State estimation is a crucial component for the successful implementation of robotic systems, relying on sensors such as cameras, LiDAR, and IMUs. However, in real-world scenarios, the performance of these sensors is degraded by challenging environments, e.g. adverse weather conditions and low-light scenarios. The emerging 4D imaging radar technology is capable of providing robust perception in adverse conditions. Despite its potential, challenges remain for indoor settings where noisy radar data does not present clear geometric features.
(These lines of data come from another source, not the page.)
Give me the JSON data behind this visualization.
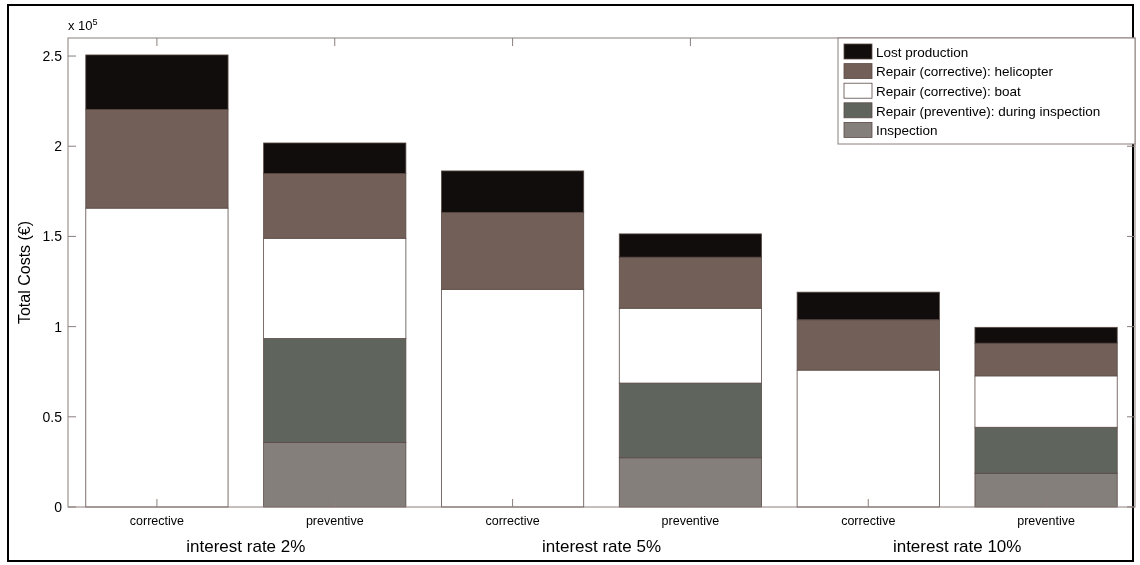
{
  "chart_data": {
    "type": "bar",
    "stacked": true,
    "ylabel": "Total Costs (€)",
    "categories": [
      "corrective",
      "preventive",
      "corrective",
      "preventive",
      "corrective",
      "preventive"
    ],
    "series": [
      {
        "name": "Inspection",
        "color": "#857f7c",
        "values": [
          0,
          0.357,
          0,
          0.273,
          0,
          0.187
        ]
      },
      {
        "name": "Repair (preventive): during inspection",
        "color": "#5f645d",
        "values": [
          0,
          0.577,
          0,
          0.414,
          0,
          0.255
        ]
      },
      {
        "name": "Repair (corrective): boat",
        "color": "#ffffff",
        "values": [
          1.657,
          0.556,
          1.207,
          0.415,
          0.759,
          0.285
        ]
      },
      {
        "name": "Repair (corrective): helicopter",
        "color": "#725f58",
        "values": [
          0.547,
          0.359,
          0.426,
          0.283,
          0.279,
          0.181
        ]
      },
      {
        "name": "Lost production",
        "color": "#110d0c",
        "values": [
          0.302,
          0.169,
          0.23,
          0.129,
          0.153,
          0.088
        ]
      }
    ],
    "ylim": [
      0,
      2.6
    ],
    "yticks": [
      0,
      0.5,
      1,
      1.5,
      2,
      2.5
    ],
    "annotations": [
      "x 10$^{5}$",
      "interest rate 2%",
      "interest rate 5%",
      "interest rate 10%"
    ],
    "legend": "top right"
  }
}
Moreover, disparities in radar data resolution and field of view (FOV) can lead to inaccurate measurements. While prior research has explored radar-inertial odometry based on Doppler velocity information, challenges remain for the estimation of 3D motion because of the discrepancy in the FOV and resolution of the radar sensor. In this paper, we address Doppler velocity measurement uncertainties. We present a method to optimize body frame velocity while managing Doppler velocity uncertainty. Based on our observations, we propose a dual imaging radar configuration to mitigate the challenge of discrepancy in radar data. To attain high-precision 3D state estimation, we introduce a strategy that seamlessly integrates radar data with a consumer-grade IMU sensor using fixed-lag smoothing optimization. Finally, we evaluate our approach using real-world 3D motion data.
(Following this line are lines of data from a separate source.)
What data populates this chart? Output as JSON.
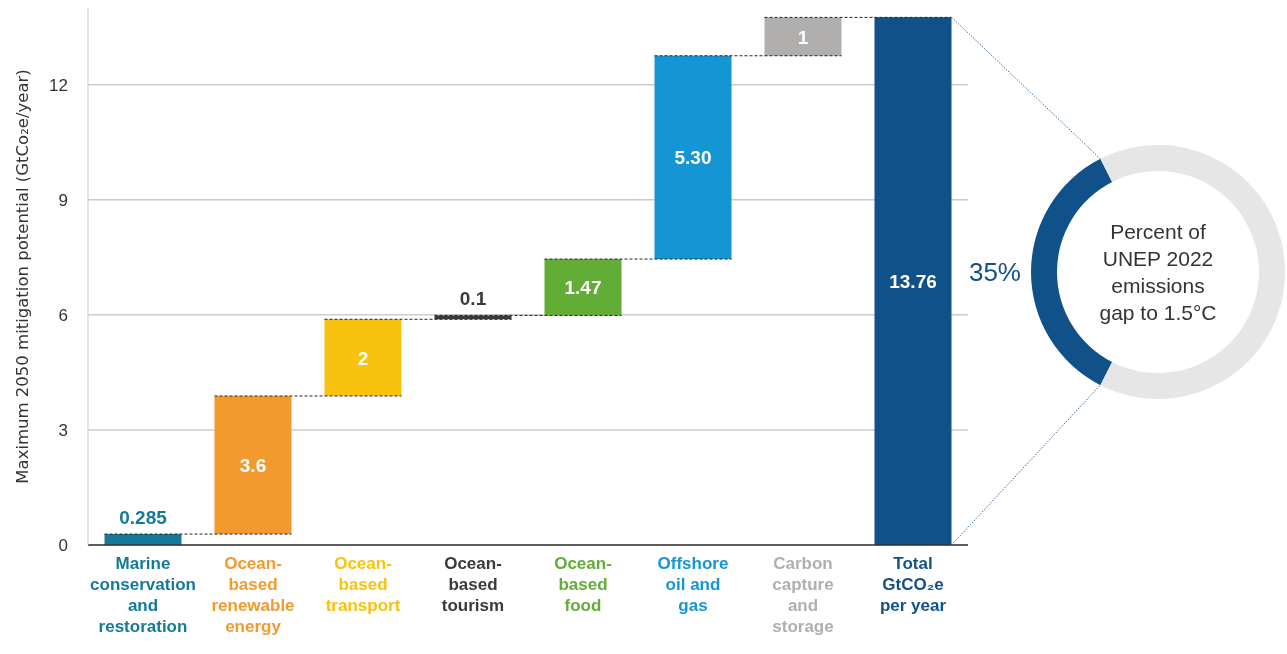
{
  "chart_data": [
    {
      "type": "bar",
      "ylabel": "Maximum 2050 mitigation potential (GtCo₂e/year)",
      "categories": [
        "Marine conservation and restoration",
        "Ocean-based renewable energy",
        "Ocean-based transport",
        "Ocean-based tourism",
        "Ocean-based food",
        "Offshore oil and gas",
        "Carbon capture and storage",
        "Total GtCO₂e per year"
      ],
      "values": [
        0.285,
        3.6,
        2,
        0.1,
        1.47,
        5.3,
        1,
        13.76
      ],
      "base": [
        0,
        0.285,
        3.885,
        5.885,
        5.985,
        7.455,
        12.755,
        0
      ],
      "colors": [
        "#157a9a",
        "#f39a2e",
        "#f9c20e",
        "#3a3a3a",
        "#62ad35",
        "#1496d4",
        "#b0afad",
        "#115189"
      ],
      "value_labels": [
        "0.285",
        "3.6",
        "2",
        "0.1",
        "1.47",
        "5.30",
        "1",
        "13.76"
      ],
      "ref_lines": [
        {
          "axis": "y",
          "value": 0.285,
          "color": "#222222",
          "line_style": "dashed"
        },
        {
          "axis": "y",
          "value": 3.885,
          "color": "#222222",
          "line_style": "dashed"
        },
        {
          "axis": "y",
          "value": 5.885,
          "color": "#222222",
          "line_style": "dashed"
        },
        {
          "axis": "y",
          "value": 5.985,
          "color": "#222222",
          "line_style": "dashed"
        },
        {
          "axis": "y",
          "value": 7.455,
          "color": "#222222",
          "line_style": "dashed"
        },
        {
          "axis": "y",
          "value": 12.755,
          "color": "#222222",
          "line_style": "dashed"
        },
        {
          "axis": "y",
          "value": 13.755,
          "color": "#222222",
          "line_style": "dashed"
        }
      ],
      "ylim": [
        0,
        14
      ],
      "yticks": [
        0,
        3,
        6,
        9,
        12
      ],
      "grid": "y"
    },
    {
      "type": "donut",
      "title": "Percent of UNEP 2022 emissions gap to 1.5°C",
      "categories": [
        null,
        null
      ],
      "values": [
        35,
        65
      ],
      "colors": [
        "#115189",
        "#e6e6e6"
      ],
      "value_labels": [
        "35%",
        null
      ]
    }
  ]
}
翻译：状态估计是机器人系统成功实现的关键组成部分，依赖摄像头、激光雷达和惯性测量单元等传感器。然而，在真实场景中，恶劣天气条件和弱光环境等挑战会降低这些传感器的性能。新兴的四维成像雷达技术能够在恶劣条件下提供稳健的感知能力。尽管其潜力巨大，但在室内环境中仍面临挑战——雷达数据噪声大且缺乏清晰的几何特征。此外，雷达数据分辨率和视场角的差异可能导致不精确的测量。虽然已有研究基于多普勒速度信息探索了雷达-惯性里程计，但由于雷达传感器视场角和分辨率的差异，三维运动估计仍存在挑战。本文针对多普勒速度测量中的不确定性展开研究，提出了一种在管理多普勒速度不确定性的同时优化本体坐标系速度的方法。基于实验观察，我们提出了一种双成像雷达配置方案以缓解雷达数据差异问题。为实现高精度三维状态估计，我们引入了一种策略——通过固定滞后平滑优化，将雷达数据与消费级惯性测量单元无缝融合。最后，我们使用真实三维运动数据对所提方法进行了评估。